We have guided for a 10-10.5% NIM, plus fees. Finally, it is about delivering the requisite RoAs and RoEs. An aggressive credit book requires a huge amount of cost for collections, whereas a 2% credit cost portfolio frees up a lot of hidden costs. We are seeing our average cost of collection going down, because the headline bounce is going down. Just to give an example - on Independence Day, we had AI bots calling customers when our call centres were on chutti (leave). It was a middle of the cycle (business month) and we did not want to lose the momentum. On a test basis, we let only bots do the calling. We had a 27% payment success rate on the Independence Day.
What is the kind of composition you would want to have between secured and unsecured products?
We are the country's third-largest microfinance lender and our credit performance has been very standout. Against the average industry risk cost in microfinance of 8-10%, we are about 3-4%. We would like to grow this business. Over the last 18 months, we brought down our headline interest for MFI loans to 16% from 23%. In tractors (financing) we are among the top two lenders, it is one of our oldest products and we have a lot of experience in it. We launched micro loan against property (micro LAP), and got into gold loans business where we acquired Paul Merchants on a slump sale basis, and it is scaling up very well. In the urban areas, we have two-wheelers, personal loans, mortgage and SME financing. Our focus is that, apart from mortgage which is a low RoA secured product, is to build resilience in high RoA secured products such as gold loans, micro LAP. We will taking credit guarantee covers for some portion of our business. For instance, we have re-entered Assam for MFI business and we will be doing it through the CGFMU guarantee.
Some of the tech initiatives you have undertaken have happened faster than expected. Does being a NBFC leaves you with better freedom in operations?In the next 10 years, financial services managers will have to morph to become techno managers. Previously, you could be in a bank or NBFC and only understand products, finances, distribution, etc, and build a reasonable career out of it, but that boat has sailed. Technology component of financial services professionals will be almost 30-40% in the coming years.
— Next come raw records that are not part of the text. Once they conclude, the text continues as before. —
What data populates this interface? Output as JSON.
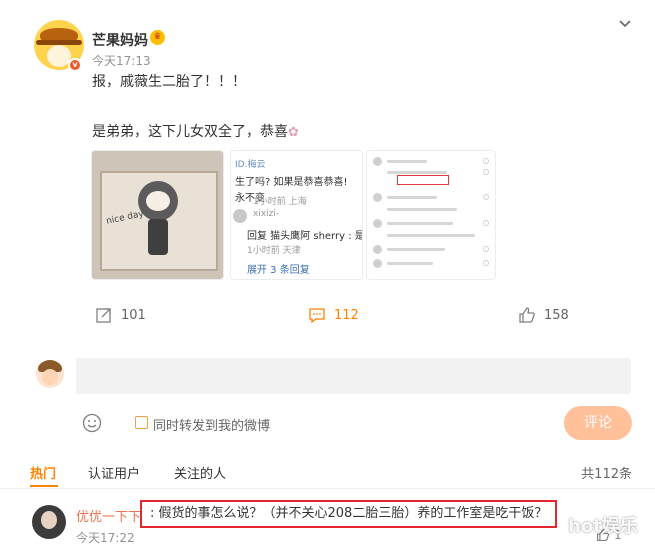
{
  "post": {
    "author": "芒果妈妈",
    "time": "今天17:13",
    "line1": "报，戚薇生二胎了！！！",
    "line2": "是弟弟，这下儿女双全了，恭喜",
    "images": {
      "img1_note": "nice day",
      "img2_lines": {
        "l1": "ID.梅云",
        "l2": "生了吗? 如果是恭喜恭喜!",
        "l3": "永不变",
        "meta1": "1小时前 上海",
        "user2": "xixizi-",
        "l4": "回复 猫头鹰阿 sherry : 是弟",
        "meta2": "1小时前 天津",
        "expand": "展开 3 条回复"
      }
    }
  },
  "actions": {
    "repost_count": "101",
    "comment_count": "112",
    "like_count": "158"
  },
  "composer": {
    "repost_label": "同时转发到我的微博",
    "submit_label": "评论"
  },
  "tabs": {
    "hot": "热门",
    "verified": "认证用户",
    "following": "关注的人",
    "total": "共112条"
  },
  "comment": {
    "user": "优优一下下",
    "text": ": 假货的事怎么说？（并不关心208二胎三胎）养的工作室是吃干饭？",
    "time": "今天17:22",
    "like": "1"
  },
  "watermark": "hot娱乐",
  "colors": {
    "accent": "#ff8200",
    "link": "#eb7350",
    "highlight_border": "#e0282e"
  }
}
Managers in financial services who do not understand technology will have very tough times ahead. In the next 10-15 years, some of the poster children of yesteryears will fall behind and you will see some new winners emerge. The organizations that make this transition of having techno managers run financial services will be the winners of tomorrow. Therefore, it’s not that banks cannot do it; they need to have the mindset. I can say with authority that the space of applicative AI in BFSI belongs to us.